PCH began selling merchandise in 1985[8] with two products. After a Hershey's Chocolate Cookbook and a diet cookbook sold more than other products, the company began expanding into jewelry, media, collectibles, household products, and others.[9]
PCH is a direct-marketing company that sells merchandise and magazine subscriptions and operates several prize-based websites.[12] While best known for the sweepstakes and Prize Patrol it uses to promote its magazine subscriptions,[1][14][39] the majority of the company's revenue is from merchandise.[12] The company has been selling books, media, jewelry, and other consumer items[5] since the 1980s.[9] PCH operates eight websites, including PCH Search and Win, PCH Lotto, PCH Games, PCH Save and Win, and Candystand.[1][12]
The company also sells magazine subscriptions at a discount and advertises subscriptions along with its sweepstakes.[47] It's estimated that companies like PCH keep 75 to 90 percent of the fees from the original subscription, while publishers use the increased distribution to improve circulation numbers and revenue from renewals.[11][48] PCH popularized the idea of using sweepstakes to sell magazine subscriptions in the direct-marketing market and became known by detractors as a producer of junk mail for advertising through mass-mailings.[6][47] Documents filed with the New York State Department in 1993 said that year the company mailed 220 million envelopes. Frequent buyers can receive 30 to 40 mailings a year.[49]
By 2024, direct mail and product sales were discontinued.[50][51]
Although PCH advertises its sweepstakes along with magazine subscriptions, no purchase is necessary to enter or win.[citation needed] In 1995, PCH began the tradition of announcing winners of its $10 million prize just after the Super Bowl.[52] As of 2012, $225 million in prizes have been distributed.[9] Some of its larger prizes are for $5,000 a week for life,[53] or $10 million.[54] Prizes can also range from $1 Amazon gift cards to $2,500, $1 million or $3 million.[55] The larger cash prizes are paid in installments, typically with a balloon payment at 30 years,[56] reducing the present value of prizes to much less than their nominal values. In August 2024, "early look" prizes were eliminated.[57]
According to the official rules, as of June 2020, the odds of winning "$5,000 a Week for Life" in Giveaway 16000 are 1 in 6.2 billion.[58]
The Prize Patrol surprises sweepstakes winners at their homes, work, or other locations with cash prizes capturing the event on video.[8] Since their introduction in 1989, these reality TV-style videos of prize-winners surprised at their doorstep with checks for $1,000 to $10 million have been used in widely broadcast television commercials, and, more recently, in the company's online acquisition efforts, websites and social media communications.[8][12][27][59] In 2013, a $5 million television campaign modified the traditional prize patrol commercial by digitally altering video from classic sitcoms like The Brady Bunch and Gilligan's Island to show the prize patrol visiting characters in the show.[59] Major winners are never contacted in advance; any letters, telephone calls, and social media messages claiming that a person may have already won a major prize, or claiming that they need to pay a fee to collect the prize, are always scams.[60]
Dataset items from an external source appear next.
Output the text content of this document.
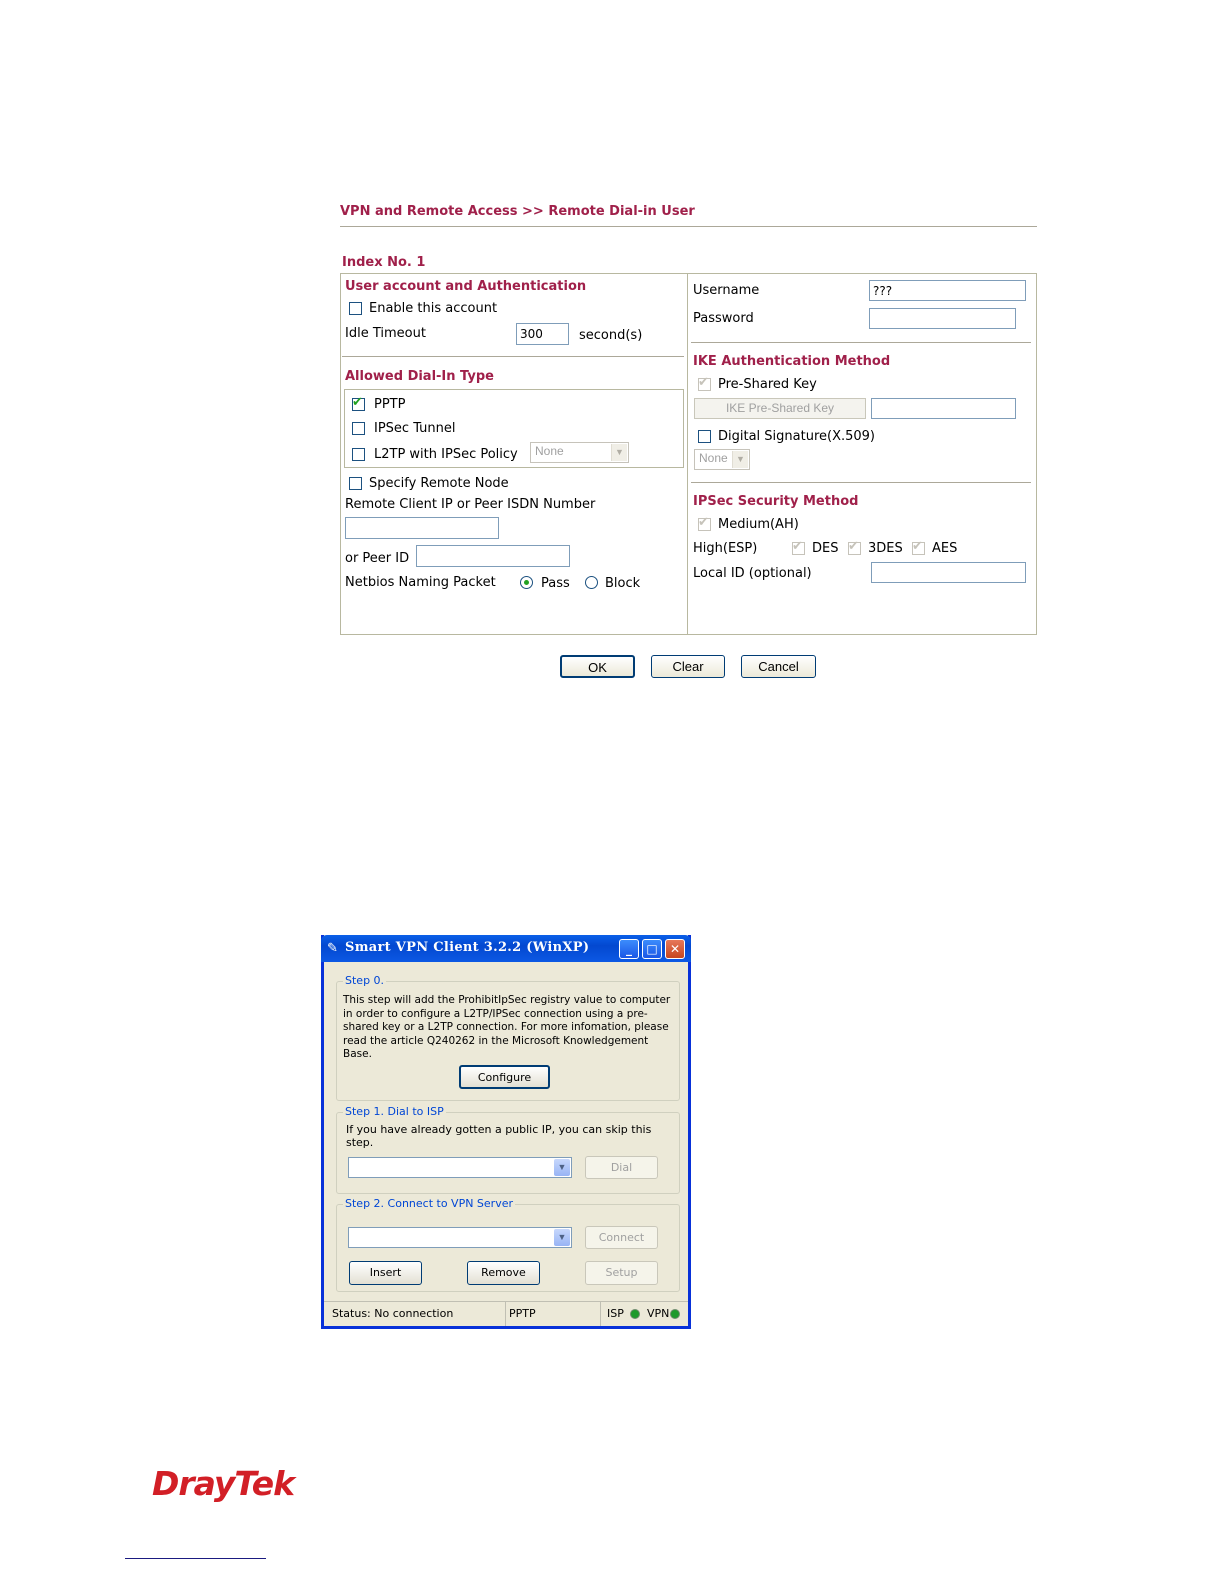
VPN and Remote Access >> Remote Dial-in User
Index No. 1
User account and Authentication
Enable this account
Idle Timeout	300	second(s)
Allowed Dial-In Type
✔ PPTP
IPSec Tunnel
L2TP with IPSec Policy	None	▼
Specify Remote Node
Remote Client IP or Peer ISDN Number
or Peer ID
Netbios Naming Packet	Pass	Block
Username	???
Password
IKE Authentication Method
✔ Pre-Shared Key
IKE Pre-Shared Key
Digital Signature(X.509)
None ▼
IPSec Security Method
✔ Medium(AH)
High(ESP)	✔ DES ✔ 3DES ✔ AES
Local ID (optional)
OK	Clear	Cancel
✎ Smart VPN Client 3.2.2 (WinXP)	_	□	✕
Step 0.
This step will add the ProhibitIpSec registry value to computer in order to configure a L2TP/IPSec connection using a pre-shared key or a L2TP connection. For more infomation, please read the article Q240262 in the Microsoft Knowledgement Base.
Configure
Step 1. Dial to ISP
If you have already gotten a public IP, you can skip this step.
▼	Dial
Step 2. Connect to VPN Server
▼	Connect
Insert	Remove	Setup
Status: No connection	PPTP	ISP VPN
DrayTek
The Prize Patrol has made in-person appearances or delivered prizes on TV programs including The Oprah Winfrey Show,[61] The Price Is Right,[62][63] and Let's Make a Deal. Their surprise winning moments have been spoofed by Jay Leno,[64] Conan O'Brien,[65] and the cast of Saturday Night Live;[66] woven into the plots of movies such as Let's Go to Prison,[67][68] The Sentinel,[69] and Knight and Day;[70][71] and Early Edition. They have been the subject of cartoons.[9]
In the summer of 2020 Marie Osmond became a spokesperson for Publishers Clearing House with television and online advertisements as well as direct-to-home mailings. In January 2021, Steve Harvey made his debut in television commercials as a spokesperson for PCH.
Publishers Clearing House claims that "Through charitable trusts created by [their] founders, more than 40% of the company profits benefit community organizations."[72]